Botswana has a business landscape that is remarkably friendly. The government has been providing incentives for investors with a focus on the export sector. “We allow investors a 99-years land lease. We also allow investors to continuously train their teams with a training rebate of 200%. Any raw materials or machineries we need to start businesses are imported duty free,” notes Lonely Mogara, CEO of Special Economic Zones Authority.
“We’ve run prudent macroeconomic policies over the years such that we can run deficits that are sustainable in the medium to long term. We have been able to build a buffer of foreign exchange reserves,” says Andrew Maatla Motsom, Managing Director of Debswana Diamond Company, explaining that the government is committed to building a knowledge economy, providing opportunities for investment in digitalization.

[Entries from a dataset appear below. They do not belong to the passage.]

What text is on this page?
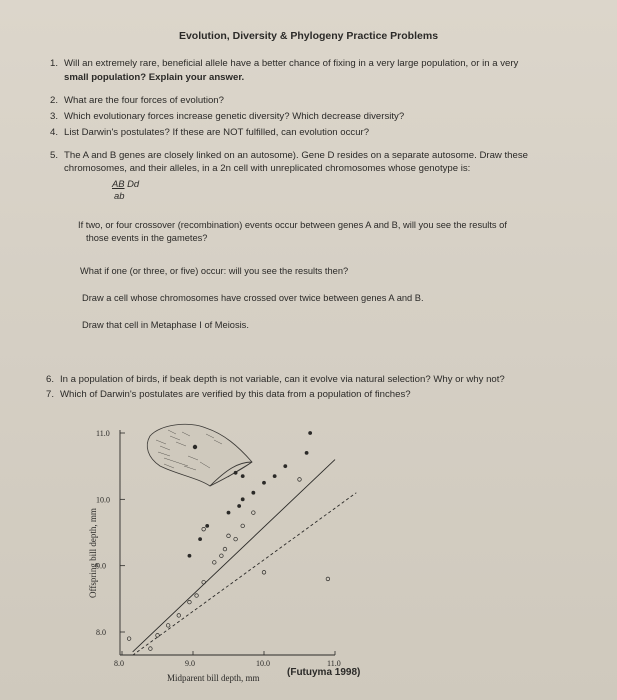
Evolution, Diversity & Phylogeny Practice Problems
1. Will an extremely rare, beneficial allele have a better chance of fixing in a very large population, or in a very
small population? Explain your answer.
2. What are the four forces of evolution?
3. Which evolutionary forces increase genetic diversity? Which decrease diversity?
4. List Darwin's postulates? If these are NOT fulfilled, can evolution occur?
5. The A and B genes are closely linked on an autosome). Gene D resides on a separate autosome. Draw these
chromosomes, and their alleles, in a 2n cell with unreplicated chromosomes whose genotype is:
AB Dd
ab
If two, or four crossover (recombination) events occur between genes A and B, will you see the results of
those events in the gametes?
What if one (or three, or five) occur: will you see the results then?
Draw a cell whose chromosomes have crossed over twice between genes A and B.
Draw that cell in Metaphase I of Meiosis.
6. In a population of birds, if beak depth is not variable, can it evolve via natural selection? Why or why not?
7. Which of Darwin's postulates are verified by this data from a population of finches?
8.0
9.0
10.0
11.0
8.0	9.0	10.0	11.0
Midparent bill depth, mm
Offspring bill depth, mm
(Futuyma 1998)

Digitalization expanded significantly during the COVID-19 pandemic with the government functioning online, and the education sector delivering much of the curricula and teaching through digital technologies.
“We are working very hard to bring down the cost of data in this country. We are now second after Morocco in terms of reaching the target for 2% of gross national income,” says Hon. Thulagano M. Segokgo, Minister of Minister of Communications, Knowledge and Technology. This successful practice in digitalization has expanded to the investment sector. “We have set up an online business registration system, which is linked to people’s IDs. We have also ratified the Trade and Industrial Development Act, which established the One Stop Service Centre for all investment authorisations. We’re granting permanent residence to investors who have value. We have decentralised the visa issuance to our embassies across the world, so they can do it instead of us,” states Hon. Mmusi Kgafela, Minister of Investment, Trade and Industry.
Botswana holds access to international markets through the Southern African Development Community (SADC), the African Growth and Opportunity Act (AGOA), the EU and SADC economic partnership agreements and the African Continental Free Trade Area Agreement. This is one of the many appealing elements of Botswana as a business destination for foreign investors. “As a foreign company, we have easy access to our funds with no restrictions, and the government is the least corrupt government in Africa. The government facilitates everything and things get done in the right manner. We pay our investors dividends with no issues,” says Naseem Lahri, Managing Director of Lucara Diamond. “We have a very good system and structure in place. Everything works in this country. The laws and the systems are much more business friendly in the region,” adds Ramachandran Ottapathu, CEO of Choppies.